Robert is doing better on this different formulation of Sinemet. The tone in his face is slowly returning to something much more like you or I; that is, he has somewhat more control of more muscles, or more muscles are engaged, or something like that. His smile looks crisper. His eyes, while always expressive, have a different depth of feeling because small muscles around them are enabled: they can narrow a little bit, or widen. The face and its details are truly extraordinary. I am always brushing over his face with my eyes, searching for clues to what Robert thinks and feels, looking for what is different today, what new margins are opened today.
A part of me remains deeply convinced that I can enact some kind of positive change in his life, or that circumstances will shift and something unforeseen will raise itself some month or year from now, something we don't recognize now, and life will be different. Is there a temptation to regard disabilities or disability itself as stasis? I don't see it that way at all anymore: a way of reconciling yourself to such things is to imagine them as stasis, the immovable object around which your life turns, that for which you must make excuses, that which forgoes change and to which you are entitled to be reconciled on a permanent basis.
Disability as Bob. My daughter has a routine she calls, 'hi, I'm bob,' in which she morphs into a character who is always the same, the same inflection to the voice, and who says the same phrase over and over again. She made it up with one of her friends. They have a cartoon image that they draw of Bob that is always the same, but with superficial variation--bob's twin, super bob, happy bob, etc. Bob comes in herds. It occurs to me that a nickname for Robert is Bob, although we don't use that nickname. I wonder if there is any connection, or if she's just picked up on a random cultural theme in which Bob is a commonplace for something ordinary.

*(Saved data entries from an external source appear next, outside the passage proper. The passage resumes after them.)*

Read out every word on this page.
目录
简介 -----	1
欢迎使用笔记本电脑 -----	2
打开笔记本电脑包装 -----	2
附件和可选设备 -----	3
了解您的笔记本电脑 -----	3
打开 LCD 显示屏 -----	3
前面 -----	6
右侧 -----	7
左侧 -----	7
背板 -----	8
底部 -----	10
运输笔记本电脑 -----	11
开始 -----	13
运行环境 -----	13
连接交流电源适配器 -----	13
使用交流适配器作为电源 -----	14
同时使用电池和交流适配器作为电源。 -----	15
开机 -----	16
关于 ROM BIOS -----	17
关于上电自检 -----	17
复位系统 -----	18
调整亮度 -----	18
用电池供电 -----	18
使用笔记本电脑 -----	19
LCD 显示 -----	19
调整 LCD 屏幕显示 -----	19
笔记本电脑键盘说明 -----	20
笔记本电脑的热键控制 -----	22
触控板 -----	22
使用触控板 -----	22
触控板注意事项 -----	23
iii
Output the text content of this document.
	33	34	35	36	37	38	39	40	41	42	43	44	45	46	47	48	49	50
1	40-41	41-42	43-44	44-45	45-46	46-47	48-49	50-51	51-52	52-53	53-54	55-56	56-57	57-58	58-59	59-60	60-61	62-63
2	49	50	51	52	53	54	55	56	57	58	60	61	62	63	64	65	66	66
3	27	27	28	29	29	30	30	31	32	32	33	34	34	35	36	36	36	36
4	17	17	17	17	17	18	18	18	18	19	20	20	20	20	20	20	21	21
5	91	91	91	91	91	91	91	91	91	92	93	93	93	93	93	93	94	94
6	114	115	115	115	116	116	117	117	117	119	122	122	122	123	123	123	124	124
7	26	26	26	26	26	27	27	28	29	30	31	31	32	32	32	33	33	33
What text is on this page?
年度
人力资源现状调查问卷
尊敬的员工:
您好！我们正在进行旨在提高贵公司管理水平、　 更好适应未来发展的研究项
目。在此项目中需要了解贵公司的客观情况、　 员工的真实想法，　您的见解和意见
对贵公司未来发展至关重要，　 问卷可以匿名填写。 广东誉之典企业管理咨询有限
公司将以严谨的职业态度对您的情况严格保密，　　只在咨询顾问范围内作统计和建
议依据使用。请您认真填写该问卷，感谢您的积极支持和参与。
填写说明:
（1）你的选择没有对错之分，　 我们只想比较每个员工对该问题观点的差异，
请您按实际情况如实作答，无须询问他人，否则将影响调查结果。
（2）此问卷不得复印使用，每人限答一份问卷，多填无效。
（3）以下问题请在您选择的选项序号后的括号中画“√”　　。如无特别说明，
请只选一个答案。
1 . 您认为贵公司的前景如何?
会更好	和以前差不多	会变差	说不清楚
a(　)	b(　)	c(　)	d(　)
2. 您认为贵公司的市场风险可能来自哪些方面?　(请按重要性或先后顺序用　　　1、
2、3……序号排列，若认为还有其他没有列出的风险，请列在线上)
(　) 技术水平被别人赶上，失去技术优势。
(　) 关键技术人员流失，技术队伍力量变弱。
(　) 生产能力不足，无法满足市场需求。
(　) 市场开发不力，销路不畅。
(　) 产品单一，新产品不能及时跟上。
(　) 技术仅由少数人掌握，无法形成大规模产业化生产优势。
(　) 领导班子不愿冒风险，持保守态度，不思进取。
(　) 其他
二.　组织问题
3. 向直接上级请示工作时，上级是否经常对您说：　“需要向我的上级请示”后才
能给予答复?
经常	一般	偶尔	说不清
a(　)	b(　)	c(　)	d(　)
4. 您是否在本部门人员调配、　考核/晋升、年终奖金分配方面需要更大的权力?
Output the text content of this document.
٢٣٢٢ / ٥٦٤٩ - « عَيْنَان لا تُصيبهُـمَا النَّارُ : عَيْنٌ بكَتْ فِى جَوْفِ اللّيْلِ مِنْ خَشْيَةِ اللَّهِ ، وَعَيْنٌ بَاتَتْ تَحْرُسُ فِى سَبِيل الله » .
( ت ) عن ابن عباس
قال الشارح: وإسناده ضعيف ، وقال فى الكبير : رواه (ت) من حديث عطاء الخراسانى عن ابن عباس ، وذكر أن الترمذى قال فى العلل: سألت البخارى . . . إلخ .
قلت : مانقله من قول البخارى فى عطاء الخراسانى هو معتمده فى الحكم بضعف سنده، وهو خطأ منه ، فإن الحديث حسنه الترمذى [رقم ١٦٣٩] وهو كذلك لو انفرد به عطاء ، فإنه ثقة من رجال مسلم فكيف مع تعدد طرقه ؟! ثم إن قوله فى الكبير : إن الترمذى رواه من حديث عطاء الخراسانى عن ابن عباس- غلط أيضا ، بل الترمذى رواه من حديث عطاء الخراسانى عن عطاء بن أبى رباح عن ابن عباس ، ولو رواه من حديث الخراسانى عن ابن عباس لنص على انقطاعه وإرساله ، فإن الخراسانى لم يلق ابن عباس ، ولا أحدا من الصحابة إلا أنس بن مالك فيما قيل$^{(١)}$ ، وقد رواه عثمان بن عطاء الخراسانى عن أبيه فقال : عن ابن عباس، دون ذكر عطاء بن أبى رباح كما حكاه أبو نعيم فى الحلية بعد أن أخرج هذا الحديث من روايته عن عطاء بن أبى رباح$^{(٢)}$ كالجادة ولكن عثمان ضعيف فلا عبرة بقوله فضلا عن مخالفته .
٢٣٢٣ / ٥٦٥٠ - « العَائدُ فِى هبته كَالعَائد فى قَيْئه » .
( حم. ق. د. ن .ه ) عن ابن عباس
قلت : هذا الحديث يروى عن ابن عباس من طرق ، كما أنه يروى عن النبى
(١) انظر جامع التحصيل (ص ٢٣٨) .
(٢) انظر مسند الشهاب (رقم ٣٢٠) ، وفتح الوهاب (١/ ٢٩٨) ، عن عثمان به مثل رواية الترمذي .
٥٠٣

On another note, my husband forwarded to me a Yahoo News story entitled, "Obama Strategy: Equal Pay, Not Abortion." Are we approaching the zeitgeist? Abortion doesn't really solve the equal pay dilemma, except by implicitly suggesting to women that if they want equal pay, they shouldn't have kids. The article is kind of interesting if only because this new strategy on his part knocks some of the traditional feminist groups off their game--their reactions are interesting.